Als besonders wichtig hob Steinmeier die Reform des Sicherheitssektors hervor, wobei Deutschland beim Aufbau der afghanischen Polizeikräfte als „Schlüsselstaat“ eine „besondere Verantwortung“ trage. Die Amerikaner hatten zuletzt die zeitintensiven deutschen Anstrengungen kritisiert; in Nato-Kreisen hieß es jedoch, der US-Ansatz habe zwar mehr, dafür aber auch schlecht ausgebildete Beamte produziert. Offenbar haben die US-Ausbilder eine Art Hilfspolizei rekrutiert, der auch korrupte, mit den Taliban sympathisierende Stammesvertreter angehören. Wenn diese Männer nach einer zehntägigen Grundausbildung dann als Hilfspolizisten eingesetzt würden, könne „dies nicht gut gehen“, so die Einschätzung von Afghanistanexperten. Der neueste Bericht von Human Rights Watch zu Afghanistan unterstreicht die prekäre Sicherheitssituation. Nach den Erkenntnissen der Menschenrechtsorganisation sind im vergangenen Jahr der Gewalt mindestens 1000 Zivilisten zum Opfer gefallen. Steinmeier kündigte nun an, Berlin werde sein Engagement verstärken und „europäisieren“, der EU-Ministerrat werde in der ersten Februarhälfte eine europäische Polizeimission in Afghanistan beraten.

In einer schriftlichen Stellungnahme zum JCMB-Treffen bezeichnet die Regierung in Kabul eine starke Polizei als „genau so essenziell wie eine starke Armee“. Generell habe man – also auch die internationale Gemeinschaft – die Aufgabe in Afghanistan absolut unterschätzt, sowohl was die Herausforderungen an sich als auch deren Dauer betreffe. Weder in die Entwicklung von Sicherheit, Wirtschaft, noch politischer Institutionen sei ausreichend investiert worden.
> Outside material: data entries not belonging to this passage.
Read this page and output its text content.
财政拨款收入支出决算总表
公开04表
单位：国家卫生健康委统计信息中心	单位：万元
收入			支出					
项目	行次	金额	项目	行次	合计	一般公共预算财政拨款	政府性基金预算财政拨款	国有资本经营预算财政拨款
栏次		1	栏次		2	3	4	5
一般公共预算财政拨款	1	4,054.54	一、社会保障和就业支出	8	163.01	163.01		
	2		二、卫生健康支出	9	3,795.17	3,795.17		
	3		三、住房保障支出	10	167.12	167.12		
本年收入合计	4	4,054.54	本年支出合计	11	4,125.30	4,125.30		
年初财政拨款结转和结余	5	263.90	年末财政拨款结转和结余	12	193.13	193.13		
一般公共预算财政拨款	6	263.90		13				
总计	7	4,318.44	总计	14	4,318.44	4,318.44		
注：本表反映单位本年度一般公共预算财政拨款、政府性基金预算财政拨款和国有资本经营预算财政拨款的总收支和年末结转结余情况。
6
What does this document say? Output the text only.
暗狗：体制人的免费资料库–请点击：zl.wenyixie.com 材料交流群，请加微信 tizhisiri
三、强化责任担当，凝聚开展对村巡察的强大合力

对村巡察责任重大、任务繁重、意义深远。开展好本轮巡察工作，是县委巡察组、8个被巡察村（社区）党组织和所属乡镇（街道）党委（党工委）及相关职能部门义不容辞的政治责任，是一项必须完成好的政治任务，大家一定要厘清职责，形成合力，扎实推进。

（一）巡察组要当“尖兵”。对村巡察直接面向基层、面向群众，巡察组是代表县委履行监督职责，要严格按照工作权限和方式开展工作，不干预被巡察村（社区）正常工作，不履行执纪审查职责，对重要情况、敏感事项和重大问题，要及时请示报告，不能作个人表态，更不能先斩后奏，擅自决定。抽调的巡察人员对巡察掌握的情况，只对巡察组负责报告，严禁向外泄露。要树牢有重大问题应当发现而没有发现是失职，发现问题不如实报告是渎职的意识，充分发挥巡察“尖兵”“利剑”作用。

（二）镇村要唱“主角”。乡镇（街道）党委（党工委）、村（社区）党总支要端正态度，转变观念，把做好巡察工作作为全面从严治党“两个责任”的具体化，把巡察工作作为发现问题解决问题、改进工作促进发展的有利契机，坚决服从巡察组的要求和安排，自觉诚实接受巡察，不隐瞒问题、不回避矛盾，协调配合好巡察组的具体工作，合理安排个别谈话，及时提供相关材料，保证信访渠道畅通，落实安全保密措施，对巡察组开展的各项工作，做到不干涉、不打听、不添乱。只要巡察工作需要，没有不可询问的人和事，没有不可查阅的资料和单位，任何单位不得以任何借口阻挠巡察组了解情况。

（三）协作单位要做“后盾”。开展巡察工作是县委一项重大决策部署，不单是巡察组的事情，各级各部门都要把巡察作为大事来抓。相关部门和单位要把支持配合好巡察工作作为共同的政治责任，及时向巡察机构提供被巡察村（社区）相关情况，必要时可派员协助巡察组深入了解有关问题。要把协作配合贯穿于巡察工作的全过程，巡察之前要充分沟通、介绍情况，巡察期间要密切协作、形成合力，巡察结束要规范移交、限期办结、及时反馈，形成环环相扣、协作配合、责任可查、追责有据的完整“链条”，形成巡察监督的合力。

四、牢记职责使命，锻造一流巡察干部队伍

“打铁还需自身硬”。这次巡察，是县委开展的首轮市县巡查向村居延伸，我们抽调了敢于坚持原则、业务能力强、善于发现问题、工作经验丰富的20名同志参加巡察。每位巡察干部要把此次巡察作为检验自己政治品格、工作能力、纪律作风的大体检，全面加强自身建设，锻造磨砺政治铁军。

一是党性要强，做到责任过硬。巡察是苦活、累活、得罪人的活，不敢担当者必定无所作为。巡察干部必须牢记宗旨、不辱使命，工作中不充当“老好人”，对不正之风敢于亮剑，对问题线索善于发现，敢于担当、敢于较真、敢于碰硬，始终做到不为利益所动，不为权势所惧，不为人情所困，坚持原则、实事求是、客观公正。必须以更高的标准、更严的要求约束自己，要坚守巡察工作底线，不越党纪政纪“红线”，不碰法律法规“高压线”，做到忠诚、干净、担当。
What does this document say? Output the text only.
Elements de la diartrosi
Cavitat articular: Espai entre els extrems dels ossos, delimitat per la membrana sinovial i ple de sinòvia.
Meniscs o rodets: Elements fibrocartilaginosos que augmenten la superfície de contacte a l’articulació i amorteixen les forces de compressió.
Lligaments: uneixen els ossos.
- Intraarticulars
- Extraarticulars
Trotz gezahlter Millionenbeträge fehle es gerade in den Provinzen und Distrikten an entsprechender Infrastruktur und qualifiziertem Personal. „Wir sind hier nicht auf dem richtigen Weg“, so die Schlussfolgerung.

Amerikas Botschafter in Kabul, Ronald E. Neumann, hält ebenfalls den Aufbau eines funktionierendes Justizsystem sowie eine Verwaltung im ganzen Land, die gut arbeitet und nicht korrupt ist, für extrem wichtig. Allerdings fehle es an entsprechend ausgebildeten Fachleuten, die diese Jobs übernehmen könnten, sagt er. Schließlich sei das gesamte Bildungssystem in den Jahrzehnten des Bürgerkriegs und der Talibanherrschaft mehr oder weniger zerstört worden.